The processes by which astrocytes may be involved in AD pathogenesis make them an interesting target for therapeutic intervention, but in order for this to be most effective, there is a need for the specific mechanisms involving astrocyte dysfunction to be investigated. There has been a mounting evidence base for the involvement of “α disintegrin and metalloproteinase” 10 (ADAM10) in AD progression, therefore this review aims to bring together available evidence for ADAM10 activity in astrocytes, and how this relates to AD pathology.

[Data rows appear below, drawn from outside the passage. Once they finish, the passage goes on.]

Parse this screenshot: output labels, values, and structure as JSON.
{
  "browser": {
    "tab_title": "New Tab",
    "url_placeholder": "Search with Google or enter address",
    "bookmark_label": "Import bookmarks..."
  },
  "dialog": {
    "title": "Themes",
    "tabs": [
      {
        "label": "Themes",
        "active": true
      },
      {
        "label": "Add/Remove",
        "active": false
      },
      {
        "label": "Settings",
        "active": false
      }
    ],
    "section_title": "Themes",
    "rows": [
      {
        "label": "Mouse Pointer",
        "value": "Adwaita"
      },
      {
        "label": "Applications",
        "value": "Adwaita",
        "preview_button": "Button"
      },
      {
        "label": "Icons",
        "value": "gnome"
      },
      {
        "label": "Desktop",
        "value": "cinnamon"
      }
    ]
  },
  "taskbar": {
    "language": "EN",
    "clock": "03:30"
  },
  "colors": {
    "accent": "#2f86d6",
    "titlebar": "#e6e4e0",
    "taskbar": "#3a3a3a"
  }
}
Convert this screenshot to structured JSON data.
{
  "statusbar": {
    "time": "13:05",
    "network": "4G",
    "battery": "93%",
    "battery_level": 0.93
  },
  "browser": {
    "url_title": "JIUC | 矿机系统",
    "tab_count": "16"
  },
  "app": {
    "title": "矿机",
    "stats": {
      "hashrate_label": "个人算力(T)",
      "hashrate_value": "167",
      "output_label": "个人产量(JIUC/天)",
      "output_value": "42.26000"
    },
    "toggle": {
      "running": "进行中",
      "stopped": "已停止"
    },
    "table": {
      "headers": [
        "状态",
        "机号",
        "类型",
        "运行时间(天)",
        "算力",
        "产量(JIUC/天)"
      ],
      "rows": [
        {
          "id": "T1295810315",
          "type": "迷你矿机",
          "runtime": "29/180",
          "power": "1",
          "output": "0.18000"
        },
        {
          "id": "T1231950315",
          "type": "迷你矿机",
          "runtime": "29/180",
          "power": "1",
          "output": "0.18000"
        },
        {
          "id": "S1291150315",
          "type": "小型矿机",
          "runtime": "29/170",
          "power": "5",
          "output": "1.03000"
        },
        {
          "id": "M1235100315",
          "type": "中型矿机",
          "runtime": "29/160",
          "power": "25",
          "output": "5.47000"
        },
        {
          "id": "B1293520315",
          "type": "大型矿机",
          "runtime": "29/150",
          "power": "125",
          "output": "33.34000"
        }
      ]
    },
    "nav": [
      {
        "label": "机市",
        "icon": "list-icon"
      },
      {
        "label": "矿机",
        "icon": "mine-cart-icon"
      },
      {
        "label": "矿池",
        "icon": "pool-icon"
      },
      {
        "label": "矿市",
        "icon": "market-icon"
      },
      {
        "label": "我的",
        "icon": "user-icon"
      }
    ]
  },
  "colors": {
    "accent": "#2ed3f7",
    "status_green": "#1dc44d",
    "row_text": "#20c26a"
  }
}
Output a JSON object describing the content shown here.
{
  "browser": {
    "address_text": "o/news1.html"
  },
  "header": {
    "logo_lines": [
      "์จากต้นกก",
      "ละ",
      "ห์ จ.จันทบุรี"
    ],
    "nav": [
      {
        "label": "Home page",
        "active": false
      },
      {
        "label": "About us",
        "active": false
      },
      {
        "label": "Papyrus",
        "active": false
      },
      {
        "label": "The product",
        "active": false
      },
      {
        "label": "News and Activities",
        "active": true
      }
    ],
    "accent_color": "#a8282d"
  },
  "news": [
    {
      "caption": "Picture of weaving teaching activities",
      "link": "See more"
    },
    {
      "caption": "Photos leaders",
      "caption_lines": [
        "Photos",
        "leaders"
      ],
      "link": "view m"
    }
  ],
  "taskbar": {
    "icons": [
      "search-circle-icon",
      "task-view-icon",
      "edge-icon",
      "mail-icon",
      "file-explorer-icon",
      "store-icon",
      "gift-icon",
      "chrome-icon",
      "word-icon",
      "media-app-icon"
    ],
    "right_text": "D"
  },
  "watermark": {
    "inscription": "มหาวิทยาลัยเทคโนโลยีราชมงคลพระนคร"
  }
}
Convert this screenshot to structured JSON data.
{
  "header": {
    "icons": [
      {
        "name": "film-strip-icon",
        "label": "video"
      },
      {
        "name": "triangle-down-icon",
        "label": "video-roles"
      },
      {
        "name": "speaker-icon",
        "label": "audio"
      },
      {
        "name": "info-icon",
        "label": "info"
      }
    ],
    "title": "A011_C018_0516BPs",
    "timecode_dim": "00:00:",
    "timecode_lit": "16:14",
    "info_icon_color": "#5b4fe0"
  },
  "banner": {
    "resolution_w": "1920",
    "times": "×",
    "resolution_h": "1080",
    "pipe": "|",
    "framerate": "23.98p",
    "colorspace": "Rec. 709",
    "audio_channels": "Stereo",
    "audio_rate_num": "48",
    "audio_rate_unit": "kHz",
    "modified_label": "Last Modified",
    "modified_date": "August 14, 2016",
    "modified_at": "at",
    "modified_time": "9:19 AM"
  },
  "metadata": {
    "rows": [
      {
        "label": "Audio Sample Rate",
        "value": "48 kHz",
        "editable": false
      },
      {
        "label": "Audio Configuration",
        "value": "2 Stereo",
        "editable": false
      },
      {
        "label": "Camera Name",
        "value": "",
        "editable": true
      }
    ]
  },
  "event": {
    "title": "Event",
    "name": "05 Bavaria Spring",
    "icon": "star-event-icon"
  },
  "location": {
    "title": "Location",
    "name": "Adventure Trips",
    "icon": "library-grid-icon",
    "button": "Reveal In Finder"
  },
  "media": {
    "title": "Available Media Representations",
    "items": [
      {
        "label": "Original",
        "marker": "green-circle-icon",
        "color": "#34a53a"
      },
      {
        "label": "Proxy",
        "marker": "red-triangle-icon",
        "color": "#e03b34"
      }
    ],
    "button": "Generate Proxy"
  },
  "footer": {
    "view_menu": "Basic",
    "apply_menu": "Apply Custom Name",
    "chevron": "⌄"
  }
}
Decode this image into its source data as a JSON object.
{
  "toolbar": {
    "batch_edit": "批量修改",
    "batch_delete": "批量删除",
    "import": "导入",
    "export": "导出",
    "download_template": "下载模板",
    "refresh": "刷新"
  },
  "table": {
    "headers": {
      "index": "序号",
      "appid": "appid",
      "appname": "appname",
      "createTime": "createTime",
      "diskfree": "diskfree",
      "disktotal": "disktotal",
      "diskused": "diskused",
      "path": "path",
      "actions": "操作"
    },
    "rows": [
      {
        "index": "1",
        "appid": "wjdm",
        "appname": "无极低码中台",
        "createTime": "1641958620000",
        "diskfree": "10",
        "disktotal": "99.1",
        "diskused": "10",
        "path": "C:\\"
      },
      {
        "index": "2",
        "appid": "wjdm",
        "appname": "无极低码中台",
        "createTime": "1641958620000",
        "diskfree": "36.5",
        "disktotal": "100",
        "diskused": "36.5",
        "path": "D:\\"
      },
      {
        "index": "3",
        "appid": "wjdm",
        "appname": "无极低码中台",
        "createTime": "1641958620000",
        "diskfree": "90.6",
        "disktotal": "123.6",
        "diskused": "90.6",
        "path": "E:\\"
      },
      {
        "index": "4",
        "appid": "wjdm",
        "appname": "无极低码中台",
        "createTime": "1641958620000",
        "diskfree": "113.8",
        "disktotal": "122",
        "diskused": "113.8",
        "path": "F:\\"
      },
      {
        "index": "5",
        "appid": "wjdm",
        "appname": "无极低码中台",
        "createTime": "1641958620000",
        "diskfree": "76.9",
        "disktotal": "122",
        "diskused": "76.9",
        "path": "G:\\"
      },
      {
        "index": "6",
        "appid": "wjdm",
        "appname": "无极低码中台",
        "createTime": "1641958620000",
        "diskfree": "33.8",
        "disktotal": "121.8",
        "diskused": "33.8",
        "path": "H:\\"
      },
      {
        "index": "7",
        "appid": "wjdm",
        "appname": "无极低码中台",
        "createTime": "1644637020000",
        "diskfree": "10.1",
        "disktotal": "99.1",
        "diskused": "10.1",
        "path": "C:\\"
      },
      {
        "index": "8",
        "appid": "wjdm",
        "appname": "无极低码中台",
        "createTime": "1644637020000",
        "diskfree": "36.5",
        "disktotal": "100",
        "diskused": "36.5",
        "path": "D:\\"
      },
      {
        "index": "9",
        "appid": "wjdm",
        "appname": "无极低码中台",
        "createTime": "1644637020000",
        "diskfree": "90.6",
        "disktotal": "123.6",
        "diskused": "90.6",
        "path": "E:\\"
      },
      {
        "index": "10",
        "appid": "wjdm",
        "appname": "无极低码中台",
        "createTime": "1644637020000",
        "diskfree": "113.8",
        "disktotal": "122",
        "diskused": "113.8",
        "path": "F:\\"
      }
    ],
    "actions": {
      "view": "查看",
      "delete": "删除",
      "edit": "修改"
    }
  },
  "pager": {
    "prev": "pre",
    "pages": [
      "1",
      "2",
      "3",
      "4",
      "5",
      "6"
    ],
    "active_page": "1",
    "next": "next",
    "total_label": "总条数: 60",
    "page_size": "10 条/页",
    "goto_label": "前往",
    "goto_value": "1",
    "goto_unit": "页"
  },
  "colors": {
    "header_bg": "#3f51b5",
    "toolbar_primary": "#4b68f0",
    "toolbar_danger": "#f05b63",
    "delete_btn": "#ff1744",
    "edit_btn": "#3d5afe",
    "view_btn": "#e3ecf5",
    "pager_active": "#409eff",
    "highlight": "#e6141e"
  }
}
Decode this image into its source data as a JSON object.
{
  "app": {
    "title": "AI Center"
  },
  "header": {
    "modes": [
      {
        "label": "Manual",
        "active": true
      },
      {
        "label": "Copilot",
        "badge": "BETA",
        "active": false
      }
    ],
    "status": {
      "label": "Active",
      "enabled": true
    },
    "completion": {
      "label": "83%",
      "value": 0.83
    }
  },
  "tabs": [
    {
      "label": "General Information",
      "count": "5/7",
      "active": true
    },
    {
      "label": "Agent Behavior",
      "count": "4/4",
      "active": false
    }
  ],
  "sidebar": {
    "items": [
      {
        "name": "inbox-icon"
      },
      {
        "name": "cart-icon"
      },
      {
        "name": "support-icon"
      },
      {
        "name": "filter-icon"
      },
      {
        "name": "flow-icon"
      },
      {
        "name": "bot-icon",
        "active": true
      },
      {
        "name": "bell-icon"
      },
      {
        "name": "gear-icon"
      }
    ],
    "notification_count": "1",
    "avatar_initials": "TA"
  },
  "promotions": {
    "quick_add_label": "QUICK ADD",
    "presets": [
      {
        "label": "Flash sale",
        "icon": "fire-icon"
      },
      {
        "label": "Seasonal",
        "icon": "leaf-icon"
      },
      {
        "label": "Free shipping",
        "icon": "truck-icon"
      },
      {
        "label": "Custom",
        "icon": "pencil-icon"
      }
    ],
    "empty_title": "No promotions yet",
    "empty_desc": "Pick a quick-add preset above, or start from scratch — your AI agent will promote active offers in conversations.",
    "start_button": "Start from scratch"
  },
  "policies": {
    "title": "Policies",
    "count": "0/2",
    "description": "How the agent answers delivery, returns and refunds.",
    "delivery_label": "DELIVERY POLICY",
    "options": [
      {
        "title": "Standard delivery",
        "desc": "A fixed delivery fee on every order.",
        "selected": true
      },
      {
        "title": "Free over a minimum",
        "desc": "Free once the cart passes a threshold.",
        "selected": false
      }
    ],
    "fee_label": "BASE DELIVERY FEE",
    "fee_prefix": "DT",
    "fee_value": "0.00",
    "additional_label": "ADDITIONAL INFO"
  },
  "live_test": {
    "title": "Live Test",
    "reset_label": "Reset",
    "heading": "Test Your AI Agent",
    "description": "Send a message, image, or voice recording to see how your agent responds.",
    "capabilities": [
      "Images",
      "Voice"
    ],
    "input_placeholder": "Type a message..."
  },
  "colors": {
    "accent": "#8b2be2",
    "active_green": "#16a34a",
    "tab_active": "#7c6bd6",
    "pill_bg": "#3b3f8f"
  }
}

ADAM10 in Alzheimer’s disease

The metalloproteinase, ADAM10 belongs to a family of membrane-anchored proteases capable of ‘ectodomain shedding’, a process of cleaving the extracellular domain of close-proximity targets (Hsia et al., 2019). ADAM10 is known to cleave a number of proteins from cell adhesion molecules to membrane receptors and is ubiquitously expressed in both peripheral and central tissues (Hsia et al., 2019). The ADAM10 gene is localized on chromosome 15 and mutations effecting the enzymatic activity of ADAM10 are associated with an increased risk of AD (Kim et al., 2009; Jansen et al., 2019). Mutations affecting the pro-domain of ADAM10 appear to be responsible for this loss of activity perhaps unsurprisingly, as pro-domain removal is a key step in ADAM10 maturation (Anders et al., 2001). Blocking this process can significantly reduce membrane expression of ADAM10 (Seifert et al., 2021). The trafficking of ADAM10 is also a key process in determining the colocalisation and targeting of ADAM10 to receptors and substrates. This trafficking is thought to be highly regulated by members of the Tetraspanin (TSPAN) family of transmembrane proteins, in particular the TSPAN C8 subgroup (Matthews et al., 2017). Cell type dependent repertoires of TSPAN C8s may elucidate interesting targets for ADAM10 activity regulation, although this is highly speculative at this stage (Seipold and Saftig, 2016).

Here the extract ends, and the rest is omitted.